وَ الْعَصْرِ اِنَّ اْلاِنْسَانَ لَف۪ى خُسْرٍ

âyetindeki

اِنَّ اْلاِنْسَانَ لَف۪ى خُسْرٍ

makam-ı cifrîsi bin üçyüz yirmidört (1324) edip, hürriyet inkılabıyla başlayan tebeddül-ü saltanat ve Balkan ve İtalyan Harbleri ve Birinci Harb-i Umumî mağlubiyetleri ve muahedeleri ve şeair-i İslâmiyenin sarsılmaları ve bu memleketin zelzeleleri ve yangınları ve İkinci Harb-i Umumî'nin zemin yüzünde fırtınaları gibi, semavî ve arzî musibetler ile hasaret-i insaniye ile

اِنَّ اْلاِنْسَانَ لَف۪ى خُسْرٍ

âyetinin bu asırda dahi bir hakikatı, maddeten aynı tarihiyle gösterip, bir lem'a-i i'cazını gösteriyor.

اِلَّا الَّذ۪ينَ اٰمَنُوا وَ عَمِلُوا الصَّالِحَاتِ

(âhirdeki

ت, ه۫

sayılır, şedde sayılır ise) makam-ı cifrîsi bin üçyüz ellisekiz ve dokuz olan bu senenin ve gelecek senenin aynı tarihini göstermekle o hasaretlerden bâhusus manevî hasaretlerden kurtulmanın çare-i yegânesi, iman ve a'mal-i sâliha olduğu gibi ve mefhum-u muhalifiyle, o hasaretin de sebeb-i yegânesi küfr ü küfran, şükürsüzlük yani imansızlık ve fısk u sefahet olduğunu gösterdi.

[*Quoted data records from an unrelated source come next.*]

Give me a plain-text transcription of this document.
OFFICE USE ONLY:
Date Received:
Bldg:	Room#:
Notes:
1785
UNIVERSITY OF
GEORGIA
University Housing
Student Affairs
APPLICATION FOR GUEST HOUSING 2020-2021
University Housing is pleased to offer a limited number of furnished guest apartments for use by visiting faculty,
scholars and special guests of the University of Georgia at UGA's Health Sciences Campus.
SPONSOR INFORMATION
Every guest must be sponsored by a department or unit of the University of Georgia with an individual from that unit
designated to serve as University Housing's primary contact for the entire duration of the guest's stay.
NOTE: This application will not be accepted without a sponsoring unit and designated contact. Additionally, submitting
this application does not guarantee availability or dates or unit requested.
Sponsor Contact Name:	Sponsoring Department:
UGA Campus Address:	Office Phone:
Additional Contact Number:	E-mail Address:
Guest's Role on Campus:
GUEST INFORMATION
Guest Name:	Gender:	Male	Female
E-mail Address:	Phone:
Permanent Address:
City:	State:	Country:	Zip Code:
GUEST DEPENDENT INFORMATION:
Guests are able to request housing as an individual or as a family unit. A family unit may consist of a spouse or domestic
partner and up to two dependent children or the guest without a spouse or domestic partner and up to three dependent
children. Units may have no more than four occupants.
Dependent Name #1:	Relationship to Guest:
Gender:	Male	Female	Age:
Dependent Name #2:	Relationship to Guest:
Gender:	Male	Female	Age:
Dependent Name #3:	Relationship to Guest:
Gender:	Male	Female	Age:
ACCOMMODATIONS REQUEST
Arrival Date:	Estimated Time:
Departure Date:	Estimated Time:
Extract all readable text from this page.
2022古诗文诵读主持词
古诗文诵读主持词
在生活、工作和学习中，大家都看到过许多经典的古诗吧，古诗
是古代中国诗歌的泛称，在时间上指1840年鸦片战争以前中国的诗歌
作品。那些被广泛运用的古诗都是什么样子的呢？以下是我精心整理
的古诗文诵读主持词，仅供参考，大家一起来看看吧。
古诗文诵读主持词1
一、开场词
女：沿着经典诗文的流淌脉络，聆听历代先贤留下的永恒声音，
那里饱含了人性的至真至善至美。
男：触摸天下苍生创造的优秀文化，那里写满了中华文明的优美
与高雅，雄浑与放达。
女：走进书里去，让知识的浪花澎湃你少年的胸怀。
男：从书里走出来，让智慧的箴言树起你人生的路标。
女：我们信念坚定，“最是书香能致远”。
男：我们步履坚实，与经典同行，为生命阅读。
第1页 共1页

Sure-i

وَ الْعَصْرِ

ın azamet ve kudsiyetini ve kısalığıyla beraber gayet geniş ve uzun hakaikın hazinesi olduğunu tasdik ederek, Cenab-ı Hakk'a şükrettik.

Evet Âlem-i İslâm'ın, bu asrın hasareti olan bu dehşetli İkinci Harb-i Umumî'den kurtulmasının sebebi: Kur'andan gelen iman ve a'mal-i sâliha olduğu gibi; fakirlere gelen acı açlık ve kahtın sebebi,


Yükleniyor...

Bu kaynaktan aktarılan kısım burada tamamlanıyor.